About 1,000 Greek, leftwingers marched on Monday, in support of widespread protests in Turkey and in particular those who were in the latest clashes with police in Ankara. The city faces its fourth day of unrest. These actions across the country are the worst that Prime Minister Erdogan has had to face.
“Authoritarianism is broken on the street, solidarity with the Turkish people,” chanted the demonstrators from various leftist groups including the main opposition radical left Syriza party.
“From Taksim Square to Athens, we fight poverty and hunger,” they sang, referring to Istanbul’s main square where demonstrators rallied.
The Athens demonstration included a small group of Kurdish refugees who held a banner in Greek and Turkish: “Overturn the regime”.
A similar protest had been held in the northern city of Thessaloniki on Sunday.

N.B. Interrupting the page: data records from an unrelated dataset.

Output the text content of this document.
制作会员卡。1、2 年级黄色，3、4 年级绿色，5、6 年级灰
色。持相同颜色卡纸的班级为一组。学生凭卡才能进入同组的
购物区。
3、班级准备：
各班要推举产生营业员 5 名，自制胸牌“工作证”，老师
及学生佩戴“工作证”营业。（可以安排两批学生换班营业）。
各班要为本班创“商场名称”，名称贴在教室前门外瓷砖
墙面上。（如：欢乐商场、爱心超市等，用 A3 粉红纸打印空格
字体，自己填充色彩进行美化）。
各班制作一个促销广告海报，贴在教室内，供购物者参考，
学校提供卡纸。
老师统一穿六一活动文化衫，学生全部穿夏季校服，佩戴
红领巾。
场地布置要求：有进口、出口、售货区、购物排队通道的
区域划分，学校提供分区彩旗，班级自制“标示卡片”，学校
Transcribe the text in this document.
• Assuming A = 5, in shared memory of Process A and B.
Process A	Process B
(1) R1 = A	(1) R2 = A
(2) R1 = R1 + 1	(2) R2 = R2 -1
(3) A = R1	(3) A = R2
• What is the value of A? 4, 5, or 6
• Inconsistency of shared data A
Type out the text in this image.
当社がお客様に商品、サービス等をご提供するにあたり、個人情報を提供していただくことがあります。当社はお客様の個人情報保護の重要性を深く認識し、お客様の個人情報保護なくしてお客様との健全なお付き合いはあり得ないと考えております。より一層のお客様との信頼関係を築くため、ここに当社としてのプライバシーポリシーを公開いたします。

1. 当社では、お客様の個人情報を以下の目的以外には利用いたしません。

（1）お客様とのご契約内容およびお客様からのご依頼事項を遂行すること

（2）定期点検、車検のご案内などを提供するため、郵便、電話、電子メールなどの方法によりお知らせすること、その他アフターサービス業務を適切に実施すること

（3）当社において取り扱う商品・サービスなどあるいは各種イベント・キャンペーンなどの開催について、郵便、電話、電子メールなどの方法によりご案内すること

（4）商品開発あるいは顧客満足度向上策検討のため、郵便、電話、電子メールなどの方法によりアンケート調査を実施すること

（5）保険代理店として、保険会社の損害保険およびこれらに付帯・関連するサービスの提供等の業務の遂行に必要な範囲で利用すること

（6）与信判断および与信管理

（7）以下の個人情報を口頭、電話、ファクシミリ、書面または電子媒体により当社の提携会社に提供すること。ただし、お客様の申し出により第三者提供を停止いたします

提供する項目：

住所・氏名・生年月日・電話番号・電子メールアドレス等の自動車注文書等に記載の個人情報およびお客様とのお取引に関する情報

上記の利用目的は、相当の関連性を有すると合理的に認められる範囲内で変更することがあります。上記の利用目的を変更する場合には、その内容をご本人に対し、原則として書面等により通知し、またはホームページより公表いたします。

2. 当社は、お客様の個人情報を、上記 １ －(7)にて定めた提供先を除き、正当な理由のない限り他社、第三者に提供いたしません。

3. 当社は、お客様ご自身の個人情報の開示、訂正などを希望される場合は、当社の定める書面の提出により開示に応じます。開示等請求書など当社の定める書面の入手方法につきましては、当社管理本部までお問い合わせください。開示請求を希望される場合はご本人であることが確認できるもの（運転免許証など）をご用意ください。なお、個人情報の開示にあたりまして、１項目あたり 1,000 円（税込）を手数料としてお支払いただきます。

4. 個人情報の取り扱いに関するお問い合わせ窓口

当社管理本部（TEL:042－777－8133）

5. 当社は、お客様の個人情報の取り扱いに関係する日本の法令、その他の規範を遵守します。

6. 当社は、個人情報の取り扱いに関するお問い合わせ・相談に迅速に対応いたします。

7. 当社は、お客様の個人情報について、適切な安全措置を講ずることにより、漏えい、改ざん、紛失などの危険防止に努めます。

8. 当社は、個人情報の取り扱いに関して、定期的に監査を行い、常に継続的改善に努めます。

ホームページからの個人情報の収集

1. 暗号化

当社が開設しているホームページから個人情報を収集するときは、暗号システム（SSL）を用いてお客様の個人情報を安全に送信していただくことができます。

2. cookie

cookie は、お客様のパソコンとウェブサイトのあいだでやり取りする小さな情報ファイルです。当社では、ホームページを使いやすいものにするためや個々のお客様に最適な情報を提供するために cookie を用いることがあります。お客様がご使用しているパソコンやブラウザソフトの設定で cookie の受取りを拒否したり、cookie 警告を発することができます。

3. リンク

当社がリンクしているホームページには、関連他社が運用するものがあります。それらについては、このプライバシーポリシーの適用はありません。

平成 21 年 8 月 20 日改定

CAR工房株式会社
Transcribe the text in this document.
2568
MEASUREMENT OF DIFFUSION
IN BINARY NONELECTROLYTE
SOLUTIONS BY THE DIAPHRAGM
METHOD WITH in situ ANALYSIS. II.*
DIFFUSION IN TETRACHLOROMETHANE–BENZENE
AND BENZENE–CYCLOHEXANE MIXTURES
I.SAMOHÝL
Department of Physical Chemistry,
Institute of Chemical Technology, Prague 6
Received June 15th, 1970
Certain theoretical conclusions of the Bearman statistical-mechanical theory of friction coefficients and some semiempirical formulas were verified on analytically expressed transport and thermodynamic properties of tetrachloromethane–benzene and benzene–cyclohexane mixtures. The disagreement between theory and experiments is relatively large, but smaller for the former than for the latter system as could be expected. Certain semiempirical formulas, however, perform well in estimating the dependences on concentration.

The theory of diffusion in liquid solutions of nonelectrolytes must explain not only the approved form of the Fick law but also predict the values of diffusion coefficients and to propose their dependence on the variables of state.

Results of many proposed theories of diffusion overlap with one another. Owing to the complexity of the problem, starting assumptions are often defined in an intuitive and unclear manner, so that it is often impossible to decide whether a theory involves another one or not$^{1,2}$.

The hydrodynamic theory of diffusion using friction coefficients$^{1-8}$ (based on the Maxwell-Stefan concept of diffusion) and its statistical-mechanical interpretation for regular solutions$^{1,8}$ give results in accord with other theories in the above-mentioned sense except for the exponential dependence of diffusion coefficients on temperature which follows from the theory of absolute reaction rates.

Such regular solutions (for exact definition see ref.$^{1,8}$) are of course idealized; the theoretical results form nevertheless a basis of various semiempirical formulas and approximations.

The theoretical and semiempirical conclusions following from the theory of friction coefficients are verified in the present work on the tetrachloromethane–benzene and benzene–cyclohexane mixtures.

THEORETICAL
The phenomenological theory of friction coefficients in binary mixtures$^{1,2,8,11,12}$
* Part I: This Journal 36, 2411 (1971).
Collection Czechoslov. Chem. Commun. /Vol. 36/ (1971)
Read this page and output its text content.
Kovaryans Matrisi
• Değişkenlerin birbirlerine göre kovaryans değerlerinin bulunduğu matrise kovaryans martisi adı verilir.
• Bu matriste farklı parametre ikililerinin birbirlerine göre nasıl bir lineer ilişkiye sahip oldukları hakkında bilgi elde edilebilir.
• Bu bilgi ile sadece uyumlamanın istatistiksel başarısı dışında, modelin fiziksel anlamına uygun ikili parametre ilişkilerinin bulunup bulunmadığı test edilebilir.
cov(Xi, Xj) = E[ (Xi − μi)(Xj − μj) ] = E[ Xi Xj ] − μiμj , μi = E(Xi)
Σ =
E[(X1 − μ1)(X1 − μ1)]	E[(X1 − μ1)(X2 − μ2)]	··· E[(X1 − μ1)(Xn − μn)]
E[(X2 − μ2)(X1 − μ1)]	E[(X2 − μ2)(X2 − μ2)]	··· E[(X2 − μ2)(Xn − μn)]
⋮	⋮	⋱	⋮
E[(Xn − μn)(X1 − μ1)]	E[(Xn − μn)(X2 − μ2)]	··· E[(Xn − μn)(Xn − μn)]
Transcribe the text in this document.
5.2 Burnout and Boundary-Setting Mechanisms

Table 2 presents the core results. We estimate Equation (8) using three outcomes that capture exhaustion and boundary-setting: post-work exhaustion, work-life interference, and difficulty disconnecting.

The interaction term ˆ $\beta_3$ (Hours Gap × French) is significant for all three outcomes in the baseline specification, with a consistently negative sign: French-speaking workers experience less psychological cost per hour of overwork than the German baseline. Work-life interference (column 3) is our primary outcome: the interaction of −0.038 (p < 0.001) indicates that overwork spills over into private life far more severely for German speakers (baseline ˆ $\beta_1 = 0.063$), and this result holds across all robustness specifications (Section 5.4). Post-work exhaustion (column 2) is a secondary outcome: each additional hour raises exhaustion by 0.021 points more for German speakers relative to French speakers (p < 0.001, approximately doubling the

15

The protests in Turkey began as a local environment campaign to safe one of the few green spaces left in Istanbul. However, protests took on wider political meaning following the heavy-handed reactions by the police who used tear gas and plastic bullets to disperse the crowds. Events escalated and rapidly turned what was a peaceful sit-in in Gezi park into one of the biggest demonstrations against Erdogan’s government since it came to power over a decade ago.
Syriza, Greece’s second largest party, has condemned the Turkish police’s heavy-handed response to the protests and called on European Union authorities to put pressure on Ankara.
“All over Turkey there are protests over press freedom, union rights, the rights of Kurds, women and the right to protest. It is imperative that Erdogan listens,” Syriza said.